The classic image of rape is an unknown man attacking a girl or a woman in the darkness of night. However, so-called stranger rape makes up only a small percentage of all rapes (even though there are a lot of these types of rapes too). Most rapes happen indoors and are often committed by a person the victim knows or at least recognises. The perpetrator is often a friend or partner. Since most rapes differ from the classic image, it may be hard for the victim to define what they experienced. If a person you know or even loves does it, it may be hard to see the person as a rapist. Rape is about power, and the perpetrator often takes advantage of the victim’s weaker state. The victim may be under the influence of alcohol, be suffering from mental issues, or be uncertain or young. The perpetrator may take advantage of someone who is asleep or has some form of disability that makes it hard for the person to defend themselves or set boundaries. It could also be that one person has more power in a relationship and the other partner does not feel like they can say no. In other words, rape is a method that the perpetrator uses to have power over another person. In many cases, there is such an imbalance of power between victim and perpetrator that the rape does not have to include physical violence.

It is not just the situation surrounding the rape and the perpetrator that is stereotyped, but also the act itself. Rape is usually associated with sexual intercourse involving a penis penetrating a vagina or anus. In all actuality, a rape or assault can be made up of other sexual acts, or consensual sex can turn into rape or assault. Wanting to have sex with someone does not mean that the person is willing to have any type of sex, in any way, at any time.

Both women and men can be raped, and both women and men can be rapists. However, research and studies have shown that significantly higher numbers of girls and women have experienced rape and other forms of sexual violence. The perpetrators are almost exclusively men. Rape and other sexual violence also occurs in same-sex relationships, and women also subject their female partners to sexual violence. Not much research has been conducted on sexual violence in same-sex relationships, and the knowledge of violence in same-sex relationships is therefore insufficient. One study of this type of sexual violence was conducted in Sweden by Carin Holmberg. It is called Våldsamt lika och olika – Om våld i samkönade relationer [Fiercely the same yet different – About violence in same-sex relationships].

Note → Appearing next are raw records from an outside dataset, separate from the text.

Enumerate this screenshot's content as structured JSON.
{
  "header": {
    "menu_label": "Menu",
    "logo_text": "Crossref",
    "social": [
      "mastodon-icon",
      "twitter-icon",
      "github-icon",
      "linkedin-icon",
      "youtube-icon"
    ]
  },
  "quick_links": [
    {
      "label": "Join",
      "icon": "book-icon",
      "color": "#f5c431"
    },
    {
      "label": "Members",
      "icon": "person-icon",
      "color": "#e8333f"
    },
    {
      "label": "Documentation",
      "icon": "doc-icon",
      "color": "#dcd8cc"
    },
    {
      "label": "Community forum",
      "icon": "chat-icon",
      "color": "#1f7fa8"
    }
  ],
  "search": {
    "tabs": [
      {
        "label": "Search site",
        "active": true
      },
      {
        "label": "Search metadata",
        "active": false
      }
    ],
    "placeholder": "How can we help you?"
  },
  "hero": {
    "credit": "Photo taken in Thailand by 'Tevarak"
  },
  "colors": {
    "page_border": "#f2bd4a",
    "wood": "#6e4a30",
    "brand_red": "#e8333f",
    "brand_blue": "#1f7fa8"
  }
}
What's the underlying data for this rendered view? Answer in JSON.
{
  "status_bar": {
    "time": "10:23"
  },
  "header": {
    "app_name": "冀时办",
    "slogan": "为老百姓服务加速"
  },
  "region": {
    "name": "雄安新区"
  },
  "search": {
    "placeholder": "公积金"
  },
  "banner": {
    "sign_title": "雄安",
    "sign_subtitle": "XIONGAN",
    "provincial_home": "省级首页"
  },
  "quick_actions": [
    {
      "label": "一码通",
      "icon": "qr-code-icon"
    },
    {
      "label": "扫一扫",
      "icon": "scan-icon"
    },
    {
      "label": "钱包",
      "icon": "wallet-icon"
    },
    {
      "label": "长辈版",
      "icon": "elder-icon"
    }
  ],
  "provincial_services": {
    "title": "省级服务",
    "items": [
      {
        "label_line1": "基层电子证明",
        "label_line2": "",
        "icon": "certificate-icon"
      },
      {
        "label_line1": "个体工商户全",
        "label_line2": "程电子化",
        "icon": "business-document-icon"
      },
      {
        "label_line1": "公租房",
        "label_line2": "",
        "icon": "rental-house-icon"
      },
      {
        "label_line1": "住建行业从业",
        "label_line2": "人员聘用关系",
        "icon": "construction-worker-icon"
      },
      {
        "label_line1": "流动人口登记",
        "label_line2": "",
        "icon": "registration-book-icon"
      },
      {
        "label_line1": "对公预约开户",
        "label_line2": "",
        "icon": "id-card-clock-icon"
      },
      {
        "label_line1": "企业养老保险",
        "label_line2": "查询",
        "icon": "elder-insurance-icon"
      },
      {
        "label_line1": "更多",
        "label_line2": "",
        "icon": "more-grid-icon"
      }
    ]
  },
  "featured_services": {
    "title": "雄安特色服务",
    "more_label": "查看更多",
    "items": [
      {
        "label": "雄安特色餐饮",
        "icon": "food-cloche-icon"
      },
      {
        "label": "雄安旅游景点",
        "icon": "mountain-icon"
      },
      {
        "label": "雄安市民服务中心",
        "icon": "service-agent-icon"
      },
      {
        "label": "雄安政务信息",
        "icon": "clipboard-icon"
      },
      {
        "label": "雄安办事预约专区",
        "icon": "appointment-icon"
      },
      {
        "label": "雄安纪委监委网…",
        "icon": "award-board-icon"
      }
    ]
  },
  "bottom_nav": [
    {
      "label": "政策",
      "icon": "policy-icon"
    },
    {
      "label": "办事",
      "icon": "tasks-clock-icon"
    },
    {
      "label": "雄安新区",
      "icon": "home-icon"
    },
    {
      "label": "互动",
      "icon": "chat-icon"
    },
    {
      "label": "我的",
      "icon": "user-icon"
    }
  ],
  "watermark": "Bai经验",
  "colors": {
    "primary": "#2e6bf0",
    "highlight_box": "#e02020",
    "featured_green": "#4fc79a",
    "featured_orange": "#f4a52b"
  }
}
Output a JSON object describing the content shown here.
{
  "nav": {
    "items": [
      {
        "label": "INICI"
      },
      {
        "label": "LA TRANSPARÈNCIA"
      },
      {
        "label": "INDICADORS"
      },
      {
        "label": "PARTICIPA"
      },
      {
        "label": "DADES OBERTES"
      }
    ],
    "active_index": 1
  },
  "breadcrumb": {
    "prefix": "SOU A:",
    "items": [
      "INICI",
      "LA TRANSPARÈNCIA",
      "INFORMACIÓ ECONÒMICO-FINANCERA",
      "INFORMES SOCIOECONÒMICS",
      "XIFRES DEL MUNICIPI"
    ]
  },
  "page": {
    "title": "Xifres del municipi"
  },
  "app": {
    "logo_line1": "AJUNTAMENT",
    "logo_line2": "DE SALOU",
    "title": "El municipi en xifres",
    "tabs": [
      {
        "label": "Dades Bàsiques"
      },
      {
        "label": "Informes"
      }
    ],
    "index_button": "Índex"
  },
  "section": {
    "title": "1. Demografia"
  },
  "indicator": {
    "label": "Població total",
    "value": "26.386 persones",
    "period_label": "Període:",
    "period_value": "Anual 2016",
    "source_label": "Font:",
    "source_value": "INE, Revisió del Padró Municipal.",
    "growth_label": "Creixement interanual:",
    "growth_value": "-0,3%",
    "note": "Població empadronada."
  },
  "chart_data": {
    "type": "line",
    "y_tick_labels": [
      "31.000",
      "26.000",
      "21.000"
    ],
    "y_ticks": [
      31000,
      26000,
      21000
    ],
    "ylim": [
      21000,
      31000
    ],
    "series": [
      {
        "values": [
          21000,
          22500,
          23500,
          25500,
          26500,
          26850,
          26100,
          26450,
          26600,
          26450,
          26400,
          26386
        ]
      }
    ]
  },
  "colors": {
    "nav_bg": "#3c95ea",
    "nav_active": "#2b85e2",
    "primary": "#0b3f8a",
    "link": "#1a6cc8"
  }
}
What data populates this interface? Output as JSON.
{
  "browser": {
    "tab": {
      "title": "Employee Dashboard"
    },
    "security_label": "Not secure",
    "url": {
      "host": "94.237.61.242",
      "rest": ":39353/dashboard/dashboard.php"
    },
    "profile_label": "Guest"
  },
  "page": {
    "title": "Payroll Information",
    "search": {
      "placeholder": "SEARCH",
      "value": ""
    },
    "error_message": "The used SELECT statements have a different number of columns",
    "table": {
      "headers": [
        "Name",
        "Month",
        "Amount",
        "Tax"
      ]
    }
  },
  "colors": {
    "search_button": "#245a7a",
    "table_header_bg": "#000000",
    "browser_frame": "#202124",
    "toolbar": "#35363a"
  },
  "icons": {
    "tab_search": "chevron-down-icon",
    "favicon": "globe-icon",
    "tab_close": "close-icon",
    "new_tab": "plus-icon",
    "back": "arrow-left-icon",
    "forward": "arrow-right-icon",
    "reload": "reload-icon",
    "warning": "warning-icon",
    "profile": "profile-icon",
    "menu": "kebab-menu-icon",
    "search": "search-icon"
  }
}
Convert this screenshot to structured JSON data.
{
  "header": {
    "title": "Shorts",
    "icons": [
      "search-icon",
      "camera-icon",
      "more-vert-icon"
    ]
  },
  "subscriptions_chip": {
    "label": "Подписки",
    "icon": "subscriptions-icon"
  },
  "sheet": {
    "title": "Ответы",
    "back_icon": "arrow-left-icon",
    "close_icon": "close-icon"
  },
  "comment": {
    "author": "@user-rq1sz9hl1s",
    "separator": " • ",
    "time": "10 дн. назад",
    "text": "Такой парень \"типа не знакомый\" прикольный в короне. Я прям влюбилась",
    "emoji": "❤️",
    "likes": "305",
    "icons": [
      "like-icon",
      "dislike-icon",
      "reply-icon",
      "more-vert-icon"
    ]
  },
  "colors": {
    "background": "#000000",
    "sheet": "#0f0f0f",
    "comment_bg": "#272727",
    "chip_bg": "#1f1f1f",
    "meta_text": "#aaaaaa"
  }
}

There is no normal or right reaction after being raped. Being raped may be a normalised part of a relationship or something unexpected and shocking. The victim may suffer from symptoms that are numerous and severe, such as depression, anxiety, PTSD, insomnia, fear, poor self-esteem, and feelings of shame and guilt. The victim may also act like everything is normal – going to school or work, meeting up with friends, and going for a workout.

Being the victim of rape or other sexual assault is an experience that many girls and women share. According to the study Våld och hälsa – En befolkningsundersökning om kvinnors och mäns våldsutsatthet samt kopplingen till hälsa [Violence and health – A population study of women’s and men’s exposure to violence and the link to health], one out of five women in Sweden has been the victim of serious sexual violence at some point in their life. The study defined serious violence as follows: “That as a child a person was forced to have sexual intercourse (including attempts) at some time and/or was the victim of other sexual assault repeatedly and/or was sometimes/often struck with a fist, injured with a weapon or the like, and/or was often the victim of other physical violence, and/or was often threatened with physical violence and/or was often called names, bullied, etc., and/or had repeatedly seen or heard violence between their parents. That as an adult a person has been forced to have intercourse or the like (including attempts) and/or was struck with a fist/object/kicked or was the victim of violence with a weapon, and/or was systematically and repeatedly subjected to psychological violence.

Most rapes go unreported. Few reports lead to prosecution and even fewer lead to conviction. But, rape and other sexual assaults are crimes, and reporting them is not totally in vain since the reports help to bring sexual violence into the public eye.